Predictably, polluters have claimed that the proposed revision of air quality standards will trigger job losses. But industry costs don't automatically translate into such losses. In fact, pollution-control requirements have caused a small net increase in jobs because they tend to force polluters to hire people to control pollution. Furthermore, we shouldn't equate a polluter's economic interests with those of society as a whole. Polluters often oppose pollution control precisely because they prefer high profits to increased hiring.
In addition, polluters' compliance cost estimates tend to grossly mislead government officials. Acid rain controls, for instance, have cost a fraction of the amount EPA and industry officials estimated at the time Congress adopted the sulfur dioxide reduction program.
Studies of older pollution-control programs also have shown that EPA and polluter pre-regulation estimates regularly overstate actual post-regulation compliance costs. The law requires the EPA to write new standards that adequately protect public health. Congress wrote the law this way for a simple reason: We all must breathe and therefore cannot choose to avoid the health problems poor air quality creates.
Industry lobbyists will pressure the EPA to neglect this legal obligation to write new standards that adequately protect public health. They will seek congressional review of the final standards, arguing that the costs of pollution control outweigh the benefits of stricter standards.
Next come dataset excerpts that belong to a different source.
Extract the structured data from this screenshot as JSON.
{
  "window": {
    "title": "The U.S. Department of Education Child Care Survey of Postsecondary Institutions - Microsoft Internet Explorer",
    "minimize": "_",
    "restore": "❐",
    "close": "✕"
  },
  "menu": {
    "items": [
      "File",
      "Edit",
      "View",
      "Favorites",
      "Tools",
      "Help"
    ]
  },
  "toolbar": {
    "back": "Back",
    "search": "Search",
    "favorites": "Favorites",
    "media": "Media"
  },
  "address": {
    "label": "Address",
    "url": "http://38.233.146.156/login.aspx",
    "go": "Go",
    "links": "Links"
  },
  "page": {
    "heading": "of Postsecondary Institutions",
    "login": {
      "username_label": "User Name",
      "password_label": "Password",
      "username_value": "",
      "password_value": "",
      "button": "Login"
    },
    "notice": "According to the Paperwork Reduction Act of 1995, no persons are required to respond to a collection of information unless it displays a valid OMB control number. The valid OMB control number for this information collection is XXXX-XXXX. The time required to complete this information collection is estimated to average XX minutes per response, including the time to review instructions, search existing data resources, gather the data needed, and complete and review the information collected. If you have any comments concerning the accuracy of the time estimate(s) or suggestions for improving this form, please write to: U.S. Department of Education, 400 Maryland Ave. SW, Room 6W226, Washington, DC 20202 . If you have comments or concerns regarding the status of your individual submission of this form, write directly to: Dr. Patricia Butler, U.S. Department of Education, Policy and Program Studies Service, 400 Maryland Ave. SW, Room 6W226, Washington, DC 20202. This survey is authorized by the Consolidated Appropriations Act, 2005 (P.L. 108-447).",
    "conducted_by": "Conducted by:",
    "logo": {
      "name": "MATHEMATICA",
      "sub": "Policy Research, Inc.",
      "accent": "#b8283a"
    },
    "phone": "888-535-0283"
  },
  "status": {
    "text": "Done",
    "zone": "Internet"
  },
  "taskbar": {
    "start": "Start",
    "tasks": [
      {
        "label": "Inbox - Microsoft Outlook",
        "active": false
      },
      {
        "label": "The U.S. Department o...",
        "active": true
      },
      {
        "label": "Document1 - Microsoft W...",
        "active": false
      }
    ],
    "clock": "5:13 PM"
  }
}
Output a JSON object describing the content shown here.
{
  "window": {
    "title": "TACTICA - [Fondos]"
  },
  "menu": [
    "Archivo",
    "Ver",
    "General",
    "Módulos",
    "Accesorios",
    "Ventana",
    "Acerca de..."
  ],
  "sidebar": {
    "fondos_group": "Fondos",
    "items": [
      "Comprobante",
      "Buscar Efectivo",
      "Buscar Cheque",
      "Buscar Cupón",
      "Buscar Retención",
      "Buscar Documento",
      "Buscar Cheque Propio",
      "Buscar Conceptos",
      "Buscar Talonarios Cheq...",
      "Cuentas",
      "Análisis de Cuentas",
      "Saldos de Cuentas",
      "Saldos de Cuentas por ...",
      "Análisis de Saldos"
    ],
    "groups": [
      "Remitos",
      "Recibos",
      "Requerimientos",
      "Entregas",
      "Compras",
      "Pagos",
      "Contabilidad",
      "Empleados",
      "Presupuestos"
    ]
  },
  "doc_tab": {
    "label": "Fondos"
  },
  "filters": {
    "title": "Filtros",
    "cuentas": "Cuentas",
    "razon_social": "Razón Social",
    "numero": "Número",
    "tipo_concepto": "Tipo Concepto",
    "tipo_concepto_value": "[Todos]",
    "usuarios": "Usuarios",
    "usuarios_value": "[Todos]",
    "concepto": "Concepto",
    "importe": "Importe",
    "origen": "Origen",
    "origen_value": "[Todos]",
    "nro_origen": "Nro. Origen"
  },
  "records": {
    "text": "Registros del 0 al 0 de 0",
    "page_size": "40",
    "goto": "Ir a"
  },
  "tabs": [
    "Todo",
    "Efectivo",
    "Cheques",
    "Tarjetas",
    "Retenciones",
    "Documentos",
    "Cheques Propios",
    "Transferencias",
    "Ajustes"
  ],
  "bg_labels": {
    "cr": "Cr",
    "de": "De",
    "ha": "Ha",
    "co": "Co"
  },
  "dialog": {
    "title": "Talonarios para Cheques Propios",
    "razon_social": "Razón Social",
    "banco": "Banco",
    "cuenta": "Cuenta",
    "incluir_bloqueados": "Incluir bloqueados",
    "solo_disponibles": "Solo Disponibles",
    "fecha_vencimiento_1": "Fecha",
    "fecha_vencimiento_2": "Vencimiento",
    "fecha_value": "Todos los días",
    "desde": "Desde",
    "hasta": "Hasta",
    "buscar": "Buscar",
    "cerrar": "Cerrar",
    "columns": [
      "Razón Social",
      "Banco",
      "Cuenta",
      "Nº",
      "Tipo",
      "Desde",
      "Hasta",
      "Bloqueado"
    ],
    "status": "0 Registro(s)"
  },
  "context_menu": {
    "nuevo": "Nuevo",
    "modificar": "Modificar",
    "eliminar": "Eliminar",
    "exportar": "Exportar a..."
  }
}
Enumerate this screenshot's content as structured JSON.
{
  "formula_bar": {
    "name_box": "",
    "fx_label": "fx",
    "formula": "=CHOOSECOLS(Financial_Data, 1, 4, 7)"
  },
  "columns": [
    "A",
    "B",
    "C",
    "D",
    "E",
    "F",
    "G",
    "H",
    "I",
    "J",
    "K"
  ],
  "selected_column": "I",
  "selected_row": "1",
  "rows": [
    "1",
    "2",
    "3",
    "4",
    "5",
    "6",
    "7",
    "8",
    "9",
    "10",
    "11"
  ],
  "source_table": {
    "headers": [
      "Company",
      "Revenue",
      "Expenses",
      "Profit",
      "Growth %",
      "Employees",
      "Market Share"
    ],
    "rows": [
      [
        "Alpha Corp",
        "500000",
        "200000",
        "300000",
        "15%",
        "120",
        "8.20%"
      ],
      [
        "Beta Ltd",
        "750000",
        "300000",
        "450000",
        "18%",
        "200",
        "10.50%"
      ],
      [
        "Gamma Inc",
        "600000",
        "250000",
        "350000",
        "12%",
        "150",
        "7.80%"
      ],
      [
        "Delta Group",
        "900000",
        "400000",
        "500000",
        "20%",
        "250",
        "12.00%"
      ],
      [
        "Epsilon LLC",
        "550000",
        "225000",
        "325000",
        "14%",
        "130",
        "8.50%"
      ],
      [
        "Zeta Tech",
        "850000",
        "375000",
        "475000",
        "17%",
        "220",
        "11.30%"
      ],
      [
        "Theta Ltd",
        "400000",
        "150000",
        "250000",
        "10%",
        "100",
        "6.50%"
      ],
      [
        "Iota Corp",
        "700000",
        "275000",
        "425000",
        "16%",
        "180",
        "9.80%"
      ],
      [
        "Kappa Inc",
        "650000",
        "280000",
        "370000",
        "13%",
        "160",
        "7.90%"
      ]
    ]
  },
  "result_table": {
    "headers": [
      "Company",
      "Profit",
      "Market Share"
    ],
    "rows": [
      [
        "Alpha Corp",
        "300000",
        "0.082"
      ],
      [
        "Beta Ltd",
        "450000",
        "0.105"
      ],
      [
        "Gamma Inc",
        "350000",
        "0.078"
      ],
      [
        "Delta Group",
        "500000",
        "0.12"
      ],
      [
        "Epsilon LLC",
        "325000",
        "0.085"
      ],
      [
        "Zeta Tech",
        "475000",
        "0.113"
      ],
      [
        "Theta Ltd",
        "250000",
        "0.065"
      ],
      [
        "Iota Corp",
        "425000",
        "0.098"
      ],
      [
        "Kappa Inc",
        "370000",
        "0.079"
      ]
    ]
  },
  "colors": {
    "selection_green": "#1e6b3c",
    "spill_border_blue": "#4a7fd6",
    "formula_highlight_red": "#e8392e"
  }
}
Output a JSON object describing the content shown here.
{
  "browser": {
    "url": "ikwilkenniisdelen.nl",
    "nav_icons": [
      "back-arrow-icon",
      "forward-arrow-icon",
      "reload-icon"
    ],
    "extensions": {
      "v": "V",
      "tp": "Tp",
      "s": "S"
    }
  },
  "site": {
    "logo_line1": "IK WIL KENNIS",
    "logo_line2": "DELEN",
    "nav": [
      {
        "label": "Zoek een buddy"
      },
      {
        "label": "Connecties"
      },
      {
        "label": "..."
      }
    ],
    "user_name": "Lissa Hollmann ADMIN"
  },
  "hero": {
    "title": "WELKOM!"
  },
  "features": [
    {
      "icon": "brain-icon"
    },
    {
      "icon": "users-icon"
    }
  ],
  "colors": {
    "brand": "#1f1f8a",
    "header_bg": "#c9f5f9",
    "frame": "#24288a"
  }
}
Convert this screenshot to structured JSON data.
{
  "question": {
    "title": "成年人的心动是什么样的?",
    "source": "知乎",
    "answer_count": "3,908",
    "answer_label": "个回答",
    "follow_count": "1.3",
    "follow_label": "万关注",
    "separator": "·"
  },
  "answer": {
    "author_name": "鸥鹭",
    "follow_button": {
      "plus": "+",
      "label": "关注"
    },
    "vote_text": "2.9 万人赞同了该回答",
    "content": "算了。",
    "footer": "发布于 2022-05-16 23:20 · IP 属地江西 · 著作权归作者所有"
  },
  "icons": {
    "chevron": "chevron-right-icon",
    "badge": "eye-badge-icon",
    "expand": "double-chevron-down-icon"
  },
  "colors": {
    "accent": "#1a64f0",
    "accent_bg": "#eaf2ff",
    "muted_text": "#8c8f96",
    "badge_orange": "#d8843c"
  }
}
Congress and the EPA should realize that the short-term costs will economically benefit some workers and companies with cleaner alternative technologies. In the long run, pollution-reducing investments will benefit the economy as a whole. More important, stricter air-quality standards will remedy ongoing harm to vulnerable children, the elderly, and asthma sufferers.
The EPA and Congress should not allow dirty air to harm millions of people, despite the usual whining from special interests. Strengthening air quality standards will spur long overdue and very beneficial change.
* David M. Driesen is on the faculty of the Center for Global Law and Practice at Syracuse University College of Law.